We've gone over the combat some more and tweaked it further. It's still a good shot away from what I'd like it to be, and I'll probably have to spend a full month at some point to improve it. Whatever the case, what we have now is already miles ahead of how things started out.

The player movement has also been slightly tweaked to fit better for the exploration and kinds of levels we've built, and to overall feel a bit smoother. The exact changes are very subtle, though I hope you'll still notice them, even if just subconsciously!

roll

I've also added elevators back into the game. That lead to a bunch of days of frustrated collision problem fixes again, but still, elevators are an important part of the game, so I'm glad I've gotten around to adding them back in.

There's also been a bunch of improvements and fixes to the movement AI so NPCs can find their way better through the complicated mess of underground tunnels and caved in complexes.

Optimisation

Due to a number of people reporting problems with stutter, and generally the game showing slowdown even on my beefy machine, I put a bit of time into various optimisations.
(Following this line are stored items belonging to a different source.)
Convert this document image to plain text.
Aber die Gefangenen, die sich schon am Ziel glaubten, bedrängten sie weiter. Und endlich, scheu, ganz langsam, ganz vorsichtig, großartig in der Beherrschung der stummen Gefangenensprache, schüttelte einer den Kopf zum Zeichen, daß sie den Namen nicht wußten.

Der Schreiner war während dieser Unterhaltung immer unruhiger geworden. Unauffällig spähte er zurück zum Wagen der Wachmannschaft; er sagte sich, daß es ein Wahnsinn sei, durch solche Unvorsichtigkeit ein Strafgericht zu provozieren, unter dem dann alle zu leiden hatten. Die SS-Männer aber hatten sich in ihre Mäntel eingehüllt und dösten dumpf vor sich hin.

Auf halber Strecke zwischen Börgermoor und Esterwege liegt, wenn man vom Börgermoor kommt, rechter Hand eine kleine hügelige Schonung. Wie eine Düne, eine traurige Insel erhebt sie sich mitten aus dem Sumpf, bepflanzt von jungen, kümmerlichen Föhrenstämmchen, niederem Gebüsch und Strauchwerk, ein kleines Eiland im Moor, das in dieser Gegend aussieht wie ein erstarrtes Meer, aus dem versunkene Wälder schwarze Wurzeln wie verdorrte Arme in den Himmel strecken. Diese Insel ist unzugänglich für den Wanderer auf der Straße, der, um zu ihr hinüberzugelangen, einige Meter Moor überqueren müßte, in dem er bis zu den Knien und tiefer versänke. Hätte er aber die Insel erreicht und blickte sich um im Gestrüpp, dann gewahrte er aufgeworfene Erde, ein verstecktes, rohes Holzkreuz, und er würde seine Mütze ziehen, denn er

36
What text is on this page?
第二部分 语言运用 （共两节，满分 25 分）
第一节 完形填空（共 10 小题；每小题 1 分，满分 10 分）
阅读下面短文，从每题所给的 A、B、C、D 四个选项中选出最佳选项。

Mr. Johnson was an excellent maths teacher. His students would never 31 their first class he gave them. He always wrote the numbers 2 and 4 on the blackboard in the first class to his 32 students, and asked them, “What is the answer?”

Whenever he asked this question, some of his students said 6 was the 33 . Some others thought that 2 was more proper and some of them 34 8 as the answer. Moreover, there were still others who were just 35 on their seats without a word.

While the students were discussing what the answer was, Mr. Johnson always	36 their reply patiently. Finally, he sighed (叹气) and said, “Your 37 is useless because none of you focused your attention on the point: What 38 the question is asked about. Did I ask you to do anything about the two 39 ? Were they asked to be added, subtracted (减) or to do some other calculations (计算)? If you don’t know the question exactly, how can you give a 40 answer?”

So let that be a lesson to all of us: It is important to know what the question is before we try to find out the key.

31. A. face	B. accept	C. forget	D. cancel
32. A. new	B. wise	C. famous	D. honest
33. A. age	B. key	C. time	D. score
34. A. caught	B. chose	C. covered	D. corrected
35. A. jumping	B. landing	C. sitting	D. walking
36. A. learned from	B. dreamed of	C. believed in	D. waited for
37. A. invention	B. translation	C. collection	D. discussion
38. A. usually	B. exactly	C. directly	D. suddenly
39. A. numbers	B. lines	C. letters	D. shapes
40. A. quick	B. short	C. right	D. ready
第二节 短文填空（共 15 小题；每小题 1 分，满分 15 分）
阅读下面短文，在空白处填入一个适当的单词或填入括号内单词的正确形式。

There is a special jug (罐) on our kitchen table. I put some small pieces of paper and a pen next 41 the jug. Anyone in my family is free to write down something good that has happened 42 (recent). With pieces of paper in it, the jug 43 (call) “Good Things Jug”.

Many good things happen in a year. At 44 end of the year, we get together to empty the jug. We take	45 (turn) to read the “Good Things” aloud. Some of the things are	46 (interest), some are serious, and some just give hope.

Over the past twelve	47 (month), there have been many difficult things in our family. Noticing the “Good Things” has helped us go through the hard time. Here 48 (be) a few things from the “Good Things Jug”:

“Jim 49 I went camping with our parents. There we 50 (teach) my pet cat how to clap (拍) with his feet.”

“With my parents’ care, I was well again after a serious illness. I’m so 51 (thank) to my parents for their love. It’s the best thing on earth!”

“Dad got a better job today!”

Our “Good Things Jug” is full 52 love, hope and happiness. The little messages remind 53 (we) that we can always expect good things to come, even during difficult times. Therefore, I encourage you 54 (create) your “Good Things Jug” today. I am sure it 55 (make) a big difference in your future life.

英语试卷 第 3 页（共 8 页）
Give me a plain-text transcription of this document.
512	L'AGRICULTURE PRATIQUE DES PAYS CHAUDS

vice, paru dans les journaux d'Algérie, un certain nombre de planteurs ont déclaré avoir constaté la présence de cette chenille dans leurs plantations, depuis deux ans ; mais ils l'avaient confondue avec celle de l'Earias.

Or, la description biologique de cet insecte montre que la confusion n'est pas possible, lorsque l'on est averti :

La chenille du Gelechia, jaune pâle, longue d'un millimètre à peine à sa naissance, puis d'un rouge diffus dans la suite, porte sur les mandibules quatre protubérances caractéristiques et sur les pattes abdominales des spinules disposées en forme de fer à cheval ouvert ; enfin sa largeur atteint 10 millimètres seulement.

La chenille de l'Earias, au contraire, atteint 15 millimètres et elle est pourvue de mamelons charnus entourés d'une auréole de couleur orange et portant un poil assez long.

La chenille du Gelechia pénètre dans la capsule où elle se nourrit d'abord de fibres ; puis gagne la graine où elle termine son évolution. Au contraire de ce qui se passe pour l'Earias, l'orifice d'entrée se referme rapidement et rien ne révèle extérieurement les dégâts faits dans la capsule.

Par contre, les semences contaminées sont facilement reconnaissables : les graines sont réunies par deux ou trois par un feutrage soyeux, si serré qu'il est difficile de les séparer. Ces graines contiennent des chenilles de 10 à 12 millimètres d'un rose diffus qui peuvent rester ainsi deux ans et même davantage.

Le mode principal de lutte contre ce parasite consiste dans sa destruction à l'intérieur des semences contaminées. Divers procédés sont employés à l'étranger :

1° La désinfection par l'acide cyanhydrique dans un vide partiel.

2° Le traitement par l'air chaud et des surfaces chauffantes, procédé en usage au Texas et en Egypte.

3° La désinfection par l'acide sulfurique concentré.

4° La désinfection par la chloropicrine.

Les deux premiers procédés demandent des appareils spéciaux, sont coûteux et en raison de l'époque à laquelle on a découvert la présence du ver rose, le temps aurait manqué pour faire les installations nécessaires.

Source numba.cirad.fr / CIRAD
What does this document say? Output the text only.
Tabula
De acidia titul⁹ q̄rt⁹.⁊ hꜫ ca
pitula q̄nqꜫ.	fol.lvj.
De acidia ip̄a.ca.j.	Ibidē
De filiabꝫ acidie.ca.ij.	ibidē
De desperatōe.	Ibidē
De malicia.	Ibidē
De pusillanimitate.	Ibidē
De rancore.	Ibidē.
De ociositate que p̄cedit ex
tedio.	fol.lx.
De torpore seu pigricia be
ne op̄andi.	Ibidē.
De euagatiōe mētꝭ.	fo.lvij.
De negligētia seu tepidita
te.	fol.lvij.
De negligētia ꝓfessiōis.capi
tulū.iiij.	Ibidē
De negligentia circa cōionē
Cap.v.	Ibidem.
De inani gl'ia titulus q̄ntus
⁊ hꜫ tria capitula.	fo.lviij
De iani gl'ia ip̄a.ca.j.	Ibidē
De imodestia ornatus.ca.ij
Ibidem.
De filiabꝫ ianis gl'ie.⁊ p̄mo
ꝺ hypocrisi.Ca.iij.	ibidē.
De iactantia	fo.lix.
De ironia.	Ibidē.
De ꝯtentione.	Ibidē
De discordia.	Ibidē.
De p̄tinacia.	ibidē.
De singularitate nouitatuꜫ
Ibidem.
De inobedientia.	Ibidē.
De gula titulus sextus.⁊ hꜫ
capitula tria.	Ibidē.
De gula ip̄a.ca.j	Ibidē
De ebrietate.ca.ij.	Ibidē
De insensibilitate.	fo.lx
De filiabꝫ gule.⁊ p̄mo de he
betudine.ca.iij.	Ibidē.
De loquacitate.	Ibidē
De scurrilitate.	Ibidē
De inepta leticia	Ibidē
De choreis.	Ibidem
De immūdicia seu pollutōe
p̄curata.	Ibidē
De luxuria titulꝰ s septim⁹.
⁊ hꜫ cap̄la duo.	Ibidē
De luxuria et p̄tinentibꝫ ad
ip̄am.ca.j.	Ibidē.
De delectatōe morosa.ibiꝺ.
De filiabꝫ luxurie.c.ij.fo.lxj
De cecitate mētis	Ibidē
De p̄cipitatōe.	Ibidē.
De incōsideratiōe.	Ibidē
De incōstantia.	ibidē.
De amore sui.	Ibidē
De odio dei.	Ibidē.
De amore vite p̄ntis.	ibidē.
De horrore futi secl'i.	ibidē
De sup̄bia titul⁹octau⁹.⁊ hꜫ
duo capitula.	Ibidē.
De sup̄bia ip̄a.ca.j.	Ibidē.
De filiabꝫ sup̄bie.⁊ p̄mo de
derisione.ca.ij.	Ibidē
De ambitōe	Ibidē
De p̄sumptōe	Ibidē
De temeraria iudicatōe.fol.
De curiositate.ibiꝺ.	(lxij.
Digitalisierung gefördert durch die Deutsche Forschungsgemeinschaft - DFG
Chief among those is the reduction of produced garbage, which means the garbage collector will be invoked far less often, leading to fewer GC pauses stuttering up the framerate. There's still a lot left to be done for that, but I'll do that another time.

I also finally got around to implementing a spatial query data structure – this is extremely useful as it massively reduces the time needed to do collision testing and so forth. What I've gone with is a much simplified bounding volume hierarchy tree (BVH), mostly because the concept is very simple to understand: every object in the scene you put into a box that encompasses it. You then group two such boxes at a time into another box that encompasses both. You keep doing that until you get one last box that encompasses everything.

bvh

If you now want to know which objects are contained in a region, you start testing the biggest box, and descend into the smaller boxes as long as that region is still a part of the box. If this tree of boxes is well balanced (meaning the closest objects are grouped together), it should reduce the number of tests you need to make drastically.

Implementing this was a surprisingly painless task that only took me a bout a day. Even if the BVH I have is most definitely not ideally balanced at every point in time, it's still good enough for now.

Editor

As you may or may not know, Kandria is built with a custom engine, and includes a fully featured editor of its own. This editor is shipped along with every version of the game, and you can open it up at any time by pressing the section key (below Escape).

This month I've made a number of improvements to the editor to add extra tools and fix a lot of issues to its stability. This was necessary to make my own life designing levels not completely miserable, but I think the editor is now also approaching a level of usability that should make it approachable by people not in the dev team, like you!